Wer sich zu krank fühlt, um arbeiten zu gehen, muss nicht mehr in die Praxis, sondern kann sich auch per Videosprechstunde von der Ärztin oder dem Arzt krankschreiben lassen. Möglich ist das seit Oktober 2020. Es war der Gemeinsame Bundesausschuss (GBA), der die Videosprechstunde als Reaktion auf die Pandemie auf den Weg brachte.
Dem GBA kommt im Gesundheitswesen eine zentrale Rolle zu. In dem Gremium sitzen Vertreter von Krankenkassen, Ärzten, Zahnärzten und Krankenhäusern. Sie entscheiden, welche Leistungen von den gesetzlichen Krankenkassen bezahlt werden. Dabei gibt es oft harte Auseinandersetzungen. Patienten werden angehört, dürfen aber nicht mitentscheiden. Unparteiischer Vorsitzender ist seit Juli 2012 Josef Hecken, einst saarländischer Gesundheitsminister (CDU).

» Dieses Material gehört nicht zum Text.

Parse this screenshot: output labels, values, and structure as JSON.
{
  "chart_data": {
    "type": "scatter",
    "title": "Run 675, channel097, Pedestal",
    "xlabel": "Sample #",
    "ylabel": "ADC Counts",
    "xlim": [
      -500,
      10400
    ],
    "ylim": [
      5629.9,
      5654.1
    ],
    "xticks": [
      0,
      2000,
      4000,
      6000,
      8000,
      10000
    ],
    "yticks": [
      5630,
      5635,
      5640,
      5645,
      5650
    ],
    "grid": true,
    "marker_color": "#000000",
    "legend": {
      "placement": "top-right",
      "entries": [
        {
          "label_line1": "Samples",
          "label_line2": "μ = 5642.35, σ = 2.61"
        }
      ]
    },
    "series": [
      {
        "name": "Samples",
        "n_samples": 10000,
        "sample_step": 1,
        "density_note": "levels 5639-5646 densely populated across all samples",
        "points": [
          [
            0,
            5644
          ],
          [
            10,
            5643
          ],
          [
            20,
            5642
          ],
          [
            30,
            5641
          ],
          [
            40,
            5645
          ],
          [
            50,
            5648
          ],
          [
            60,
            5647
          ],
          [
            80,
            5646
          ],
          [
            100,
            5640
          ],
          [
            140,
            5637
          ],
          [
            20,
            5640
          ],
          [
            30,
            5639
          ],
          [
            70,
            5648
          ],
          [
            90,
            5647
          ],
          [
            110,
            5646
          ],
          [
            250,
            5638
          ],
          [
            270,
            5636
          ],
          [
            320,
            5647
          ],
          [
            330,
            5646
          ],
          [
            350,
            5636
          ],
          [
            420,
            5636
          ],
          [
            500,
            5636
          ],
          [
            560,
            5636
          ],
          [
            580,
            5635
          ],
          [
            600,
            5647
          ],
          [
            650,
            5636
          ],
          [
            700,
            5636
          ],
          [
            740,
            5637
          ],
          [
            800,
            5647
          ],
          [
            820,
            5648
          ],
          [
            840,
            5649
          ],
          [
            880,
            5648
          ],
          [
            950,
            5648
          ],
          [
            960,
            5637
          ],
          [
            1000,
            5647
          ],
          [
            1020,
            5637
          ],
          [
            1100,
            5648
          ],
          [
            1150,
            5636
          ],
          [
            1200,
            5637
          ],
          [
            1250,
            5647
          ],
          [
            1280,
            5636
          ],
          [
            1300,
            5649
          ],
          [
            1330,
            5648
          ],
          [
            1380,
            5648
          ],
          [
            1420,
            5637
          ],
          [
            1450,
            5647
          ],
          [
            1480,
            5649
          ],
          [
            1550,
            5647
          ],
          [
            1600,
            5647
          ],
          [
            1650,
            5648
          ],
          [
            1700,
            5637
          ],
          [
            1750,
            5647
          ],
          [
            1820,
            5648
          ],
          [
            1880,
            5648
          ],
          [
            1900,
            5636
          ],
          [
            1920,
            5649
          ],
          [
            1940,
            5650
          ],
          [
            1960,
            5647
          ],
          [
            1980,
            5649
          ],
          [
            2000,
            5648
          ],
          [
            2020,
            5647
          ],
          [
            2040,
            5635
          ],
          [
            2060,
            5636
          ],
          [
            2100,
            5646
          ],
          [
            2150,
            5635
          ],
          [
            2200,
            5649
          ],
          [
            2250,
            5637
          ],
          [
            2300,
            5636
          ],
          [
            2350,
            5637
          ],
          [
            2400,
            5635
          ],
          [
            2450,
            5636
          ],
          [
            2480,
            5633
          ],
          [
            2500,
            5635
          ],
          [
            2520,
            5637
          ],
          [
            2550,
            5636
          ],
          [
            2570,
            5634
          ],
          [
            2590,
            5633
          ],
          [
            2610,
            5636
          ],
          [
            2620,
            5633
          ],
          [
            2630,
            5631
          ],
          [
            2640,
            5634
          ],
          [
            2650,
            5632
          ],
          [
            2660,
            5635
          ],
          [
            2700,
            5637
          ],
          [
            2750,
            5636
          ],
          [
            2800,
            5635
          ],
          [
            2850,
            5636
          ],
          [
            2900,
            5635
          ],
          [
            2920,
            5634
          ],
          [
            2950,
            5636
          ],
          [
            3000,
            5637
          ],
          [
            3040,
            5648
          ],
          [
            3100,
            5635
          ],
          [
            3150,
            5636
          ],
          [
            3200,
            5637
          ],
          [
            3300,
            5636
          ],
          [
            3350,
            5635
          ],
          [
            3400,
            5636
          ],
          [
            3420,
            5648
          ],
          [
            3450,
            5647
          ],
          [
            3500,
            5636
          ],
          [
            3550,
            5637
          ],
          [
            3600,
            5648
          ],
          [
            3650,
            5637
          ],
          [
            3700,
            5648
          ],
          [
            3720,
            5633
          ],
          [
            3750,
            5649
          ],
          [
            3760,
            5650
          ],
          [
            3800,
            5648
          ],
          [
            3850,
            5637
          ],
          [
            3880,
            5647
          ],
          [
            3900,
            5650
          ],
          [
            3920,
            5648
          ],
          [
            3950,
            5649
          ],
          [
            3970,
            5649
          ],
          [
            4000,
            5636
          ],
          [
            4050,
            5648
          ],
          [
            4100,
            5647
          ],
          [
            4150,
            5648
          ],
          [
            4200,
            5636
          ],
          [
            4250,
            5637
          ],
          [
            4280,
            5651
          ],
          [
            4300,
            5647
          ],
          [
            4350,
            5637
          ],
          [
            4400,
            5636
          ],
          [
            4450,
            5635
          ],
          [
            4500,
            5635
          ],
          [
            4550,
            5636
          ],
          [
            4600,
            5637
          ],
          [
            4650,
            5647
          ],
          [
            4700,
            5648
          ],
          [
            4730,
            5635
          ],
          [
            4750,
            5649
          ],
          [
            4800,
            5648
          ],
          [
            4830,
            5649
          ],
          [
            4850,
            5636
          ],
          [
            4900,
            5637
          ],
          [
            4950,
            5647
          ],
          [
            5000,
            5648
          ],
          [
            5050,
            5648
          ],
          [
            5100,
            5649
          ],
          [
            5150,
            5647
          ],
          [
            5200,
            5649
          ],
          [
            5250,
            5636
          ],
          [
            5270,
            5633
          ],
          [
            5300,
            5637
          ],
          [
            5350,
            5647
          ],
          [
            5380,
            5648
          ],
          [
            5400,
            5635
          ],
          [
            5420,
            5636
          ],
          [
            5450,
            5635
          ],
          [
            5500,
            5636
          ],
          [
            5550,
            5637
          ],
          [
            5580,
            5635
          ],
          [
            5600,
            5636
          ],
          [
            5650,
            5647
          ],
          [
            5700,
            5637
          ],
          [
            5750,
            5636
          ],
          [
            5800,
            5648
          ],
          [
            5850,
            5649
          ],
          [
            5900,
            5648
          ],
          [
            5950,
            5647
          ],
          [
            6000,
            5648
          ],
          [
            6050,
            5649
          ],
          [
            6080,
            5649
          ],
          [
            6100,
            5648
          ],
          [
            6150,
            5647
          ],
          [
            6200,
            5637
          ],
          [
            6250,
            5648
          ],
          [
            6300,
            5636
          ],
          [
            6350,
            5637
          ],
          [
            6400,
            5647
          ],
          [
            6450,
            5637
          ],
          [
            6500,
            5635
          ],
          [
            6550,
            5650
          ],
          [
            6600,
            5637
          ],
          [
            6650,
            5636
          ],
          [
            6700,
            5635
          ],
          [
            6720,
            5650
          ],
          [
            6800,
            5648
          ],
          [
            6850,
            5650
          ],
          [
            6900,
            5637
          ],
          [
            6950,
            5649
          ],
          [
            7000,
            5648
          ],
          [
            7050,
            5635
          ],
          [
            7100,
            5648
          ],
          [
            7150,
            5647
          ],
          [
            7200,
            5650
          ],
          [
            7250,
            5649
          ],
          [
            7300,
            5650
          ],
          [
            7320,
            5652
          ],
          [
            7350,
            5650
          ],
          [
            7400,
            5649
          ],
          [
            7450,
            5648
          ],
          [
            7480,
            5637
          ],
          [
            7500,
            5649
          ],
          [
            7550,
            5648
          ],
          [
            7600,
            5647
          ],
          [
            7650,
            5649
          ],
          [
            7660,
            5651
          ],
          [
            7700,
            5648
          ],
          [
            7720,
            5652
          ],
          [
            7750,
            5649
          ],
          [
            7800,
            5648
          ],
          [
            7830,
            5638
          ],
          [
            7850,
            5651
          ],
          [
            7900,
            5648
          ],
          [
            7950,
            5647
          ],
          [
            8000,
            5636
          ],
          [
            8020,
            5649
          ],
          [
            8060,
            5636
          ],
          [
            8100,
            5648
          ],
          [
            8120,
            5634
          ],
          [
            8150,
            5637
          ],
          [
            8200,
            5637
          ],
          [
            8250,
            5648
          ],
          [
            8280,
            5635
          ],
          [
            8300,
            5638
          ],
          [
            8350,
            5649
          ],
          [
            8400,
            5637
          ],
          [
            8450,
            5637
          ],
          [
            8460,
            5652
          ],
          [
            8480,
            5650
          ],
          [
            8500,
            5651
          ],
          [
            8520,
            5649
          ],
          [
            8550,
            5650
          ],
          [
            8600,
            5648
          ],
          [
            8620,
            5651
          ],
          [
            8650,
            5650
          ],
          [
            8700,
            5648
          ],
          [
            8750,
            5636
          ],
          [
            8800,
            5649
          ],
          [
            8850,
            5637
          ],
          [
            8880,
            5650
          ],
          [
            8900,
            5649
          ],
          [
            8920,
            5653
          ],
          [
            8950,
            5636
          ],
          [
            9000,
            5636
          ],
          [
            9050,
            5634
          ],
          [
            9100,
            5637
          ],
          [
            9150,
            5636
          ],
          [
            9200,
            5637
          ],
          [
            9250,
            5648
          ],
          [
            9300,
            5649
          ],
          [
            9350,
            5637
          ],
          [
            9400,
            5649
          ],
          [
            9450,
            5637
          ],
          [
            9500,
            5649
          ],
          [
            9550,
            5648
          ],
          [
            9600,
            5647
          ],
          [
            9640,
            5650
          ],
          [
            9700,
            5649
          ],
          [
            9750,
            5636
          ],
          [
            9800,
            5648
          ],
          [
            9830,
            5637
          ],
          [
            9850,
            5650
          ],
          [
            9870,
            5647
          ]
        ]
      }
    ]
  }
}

Kritiker - nicht zuletzt Gesundheitsminister Jens Spahn - werfen dem GBA vor, zu langsam zu arbeiten. Nun wehrt sich das Gremium gegen die Vorwürfe. Nach Ansicht des Vorsitzenden Hecken zeige die Pandemie gerade das Gegenteil.
79 Corona-bedingte Sonderregelungen habe man bislang beschlossen, schreibt er im aktuellen Bericht an den Gesundheitsausschuss des Bundestages. Der GBA muss einmal pro Jahr darlegen, dass er die gesetzlichen Fristen bei seinen Beratungsverfahren eingehalten hat. "Im aktuellen Bericht zeigt sich, dass der GBA nicht nur den beständig zunehmenden Arbeitsaufwand seiner 'Routineaufgaben' zügig und fachlich-hochkompetent bewältigt, sondern auch, dass er in Ausnahme- und Krisensituationen schnell handlungsfähig ist", schreibt er.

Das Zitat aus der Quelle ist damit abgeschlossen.